Increase Student Engagement in the Classroom
Digital games and learning have a long, storied history together that spans several decades. Ever since computers were introduced into mainstream culture in the 1980s, games have been used to supplement traditional teaching methods. While the early 1980s saw Nintendo make its way to American shores, the mid to late 1980s saw the rise of educational games such as “Mavis Beacon Teaches Typing”, and “Where in the World is Carmen Sandiego”.
Shortly thereafter, researchers began studying why games were such effective vehicles for learning. Thomas Malone’s “What Makes Things Fun to Learn” and Seymour Papert’s “Mindstorms” are two notable examples. James Paul Gee has investigated learning and games in his book, “What Video Games Teach Us About Learning and Literacy.” Many other researchers have tackled the topic of games in relation to learning, and the consensus is clear: games are great for teaching us things.
Games work as learning tools because they offer us the ideal platform to absorb knowledge. When we’re engrossed in a game, we enter what psychologist Mihaly Csikzentmihalyi refers to as “flow”. We will lose track of time and spend hours trying to solve a problem.
Game elements such as progress, feedback, and achievement contribute to why we love to learn through this medium. As children, we use games and play as a means to understand our environment.
It is no secret that our current educational system struggles to keep students engaged. Standardized tests and rote memorization of facts have led to an estimated 40% of high school students who report being disengaged with their studies.
Gamification companies are creating solutions to combat this disengagement across a range of fields, including education. While not as in-depth as some entirely game-based curriculums, such as Quest to Learn, we at TechnologyAdvice think that the following applications can increase student engagement in the classroom, and during their studies.
Targeted towards younger students between K-8 grade, ClassDojo encourages good behavior in the classroom. Using ClassDojo’s platform, teachers assign students online avatars for their courses. Once the class is built, teachers then run the program during class time and award real-time feedback – both positive and negative – to each student
ClassDojo includes several default behaviors. Engaging in classroom discussions, and showing up to class on time are positive examples, while being disrespectful to others is a negative one. Teachers can also create custom behaviors, which greatly expand the range of actions this platform can help reinforce. As each action occurs, teachers can reward points from their smartphones, laptops, or tablets. They can even grant points to entire groups of students if there are team assignments.
ClassDojo catalogs every point that a student receives, which enables teachers to run simple analytics reports to view student’s progress over the past week, month, or even year.

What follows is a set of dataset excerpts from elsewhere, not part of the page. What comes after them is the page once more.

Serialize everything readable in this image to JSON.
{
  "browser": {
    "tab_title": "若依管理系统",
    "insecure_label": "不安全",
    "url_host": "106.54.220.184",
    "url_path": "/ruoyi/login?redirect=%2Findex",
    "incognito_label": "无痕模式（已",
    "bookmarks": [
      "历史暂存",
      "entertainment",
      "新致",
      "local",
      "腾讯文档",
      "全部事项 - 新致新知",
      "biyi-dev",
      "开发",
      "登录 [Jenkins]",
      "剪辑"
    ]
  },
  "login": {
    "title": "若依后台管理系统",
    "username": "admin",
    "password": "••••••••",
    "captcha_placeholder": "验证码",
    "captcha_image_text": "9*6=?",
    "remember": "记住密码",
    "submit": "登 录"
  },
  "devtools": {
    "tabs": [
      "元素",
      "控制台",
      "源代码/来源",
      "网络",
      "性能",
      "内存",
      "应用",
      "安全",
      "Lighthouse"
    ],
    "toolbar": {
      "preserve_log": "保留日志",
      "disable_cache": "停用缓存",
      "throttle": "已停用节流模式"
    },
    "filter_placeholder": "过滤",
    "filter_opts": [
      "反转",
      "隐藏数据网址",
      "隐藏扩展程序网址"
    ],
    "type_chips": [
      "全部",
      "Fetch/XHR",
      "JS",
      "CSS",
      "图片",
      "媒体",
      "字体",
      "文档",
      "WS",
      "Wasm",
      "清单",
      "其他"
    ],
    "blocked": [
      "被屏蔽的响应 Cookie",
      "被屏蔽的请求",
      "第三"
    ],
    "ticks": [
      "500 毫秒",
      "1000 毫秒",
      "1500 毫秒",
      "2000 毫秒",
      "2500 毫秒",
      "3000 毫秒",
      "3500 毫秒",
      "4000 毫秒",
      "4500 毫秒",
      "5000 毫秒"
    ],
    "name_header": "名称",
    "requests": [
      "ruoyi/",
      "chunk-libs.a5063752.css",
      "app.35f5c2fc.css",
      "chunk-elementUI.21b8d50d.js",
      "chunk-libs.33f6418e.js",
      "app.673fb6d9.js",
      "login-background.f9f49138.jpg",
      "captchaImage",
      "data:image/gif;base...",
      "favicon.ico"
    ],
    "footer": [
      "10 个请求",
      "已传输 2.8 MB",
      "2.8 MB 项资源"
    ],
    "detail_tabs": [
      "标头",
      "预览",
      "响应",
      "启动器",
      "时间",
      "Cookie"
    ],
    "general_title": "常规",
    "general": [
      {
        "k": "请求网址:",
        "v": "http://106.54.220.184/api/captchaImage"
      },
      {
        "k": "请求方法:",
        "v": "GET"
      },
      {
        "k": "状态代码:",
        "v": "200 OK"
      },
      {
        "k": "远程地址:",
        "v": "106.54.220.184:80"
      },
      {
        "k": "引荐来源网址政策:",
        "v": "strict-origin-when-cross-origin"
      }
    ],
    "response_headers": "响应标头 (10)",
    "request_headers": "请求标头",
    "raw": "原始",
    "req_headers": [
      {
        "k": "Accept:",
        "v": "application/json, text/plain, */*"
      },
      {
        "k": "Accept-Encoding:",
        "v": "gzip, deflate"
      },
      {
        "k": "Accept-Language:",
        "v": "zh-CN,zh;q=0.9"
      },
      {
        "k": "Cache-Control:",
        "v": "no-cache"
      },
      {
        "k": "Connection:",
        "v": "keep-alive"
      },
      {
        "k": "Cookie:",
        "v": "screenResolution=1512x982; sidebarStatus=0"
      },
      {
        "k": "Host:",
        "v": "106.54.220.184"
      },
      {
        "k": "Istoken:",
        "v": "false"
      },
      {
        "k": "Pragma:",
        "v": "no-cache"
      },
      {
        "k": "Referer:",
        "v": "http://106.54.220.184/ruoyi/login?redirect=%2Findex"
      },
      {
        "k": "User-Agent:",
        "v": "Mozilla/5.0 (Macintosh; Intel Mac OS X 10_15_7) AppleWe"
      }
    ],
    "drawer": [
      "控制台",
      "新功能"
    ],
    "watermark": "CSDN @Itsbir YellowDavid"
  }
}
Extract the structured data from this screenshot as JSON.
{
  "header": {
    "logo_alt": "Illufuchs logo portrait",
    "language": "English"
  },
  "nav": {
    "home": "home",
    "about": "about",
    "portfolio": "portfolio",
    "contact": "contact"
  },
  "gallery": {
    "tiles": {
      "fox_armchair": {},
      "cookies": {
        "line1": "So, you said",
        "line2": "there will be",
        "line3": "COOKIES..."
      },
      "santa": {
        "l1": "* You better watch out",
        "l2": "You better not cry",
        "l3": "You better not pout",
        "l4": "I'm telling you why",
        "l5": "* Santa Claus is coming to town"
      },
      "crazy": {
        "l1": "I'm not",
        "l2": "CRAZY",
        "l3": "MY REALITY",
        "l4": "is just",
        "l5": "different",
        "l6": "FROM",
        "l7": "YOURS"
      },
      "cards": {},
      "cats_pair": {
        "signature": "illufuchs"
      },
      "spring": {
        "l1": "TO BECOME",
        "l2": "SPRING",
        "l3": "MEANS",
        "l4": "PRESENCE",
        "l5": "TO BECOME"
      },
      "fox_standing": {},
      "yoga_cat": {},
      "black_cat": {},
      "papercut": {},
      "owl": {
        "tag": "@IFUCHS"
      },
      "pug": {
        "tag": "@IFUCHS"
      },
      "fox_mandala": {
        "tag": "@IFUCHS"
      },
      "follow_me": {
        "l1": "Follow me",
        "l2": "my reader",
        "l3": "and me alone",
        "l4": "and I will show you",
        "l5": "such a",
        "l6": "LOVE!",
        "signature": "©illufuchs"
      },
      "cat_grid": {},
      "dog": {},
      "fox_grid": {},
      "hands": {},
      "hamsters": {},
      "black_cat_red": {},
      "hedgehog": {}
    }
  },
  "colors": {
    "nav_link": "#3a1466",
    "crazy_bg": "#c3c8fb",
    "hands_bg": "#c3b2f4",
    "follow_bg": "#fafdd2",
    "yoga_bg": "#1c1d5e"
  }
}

Their platform features three access portals: one for students, one for teachers, and one for parents. Students can log-in to view their points and change their avatar. Parents do not necessarily log-in in to the application, but they can sign up for emails containing the aforementioned trend reports about their child.
ClassDojo does an excellent of job of using a somewhat simplistic feedback mechanism – points – to empower educators to provide instant feedback to their students. ClassDojo’s younger student audience appreciates the simplicity of the points system, which inspires them to focus in class and participate in discussions.
Today, students’ educational careers are often defined by a several major tests. Standardized tests such as the SAT, ACT, or GMAT distill years of work into a few hours of questions. Whether such tests truly measure students’ capabilities is debated. As it stands now though, students’ performance on these exams dramatically influences their higher education opportunities.
Test preparation site Grockit is addressing this reality by using gamification to help students engage with their studies and better prepare for major exams. Many of Grockit’s features center on providing actionable feedback to students. Users begin by taking a practice exam for their chosen test, and then receiving feedback on how they scored, including areas of strength and subjects that need improvement. Based on user’s results, Grockit then recommends additional courses. When students answer practice questions incorrectly, Grockit does not just tell them they’re wrong; it provides an explanation for why they missed the question.
Students can choose between undertaking solo study activities and studying with a group. The solo study path lets students create an academic plan which Grockit visualizes as a progress bar. Once a student starts their course, Grockit supplies them with additional video courses and links to relevant textbook material.
In the Group Study path, students can connect from across the globe to collaborate on the same subject. Users can even connect with tutors, all of whom are rated based on past user experiences and their scores on relevant tests.
Though our education system remains mired in a poor incentive structure (i.e., “do all this studying now or you won’t be successful later”), tools are beginning to emerge that address the lack of engagement students feel at all levels of education.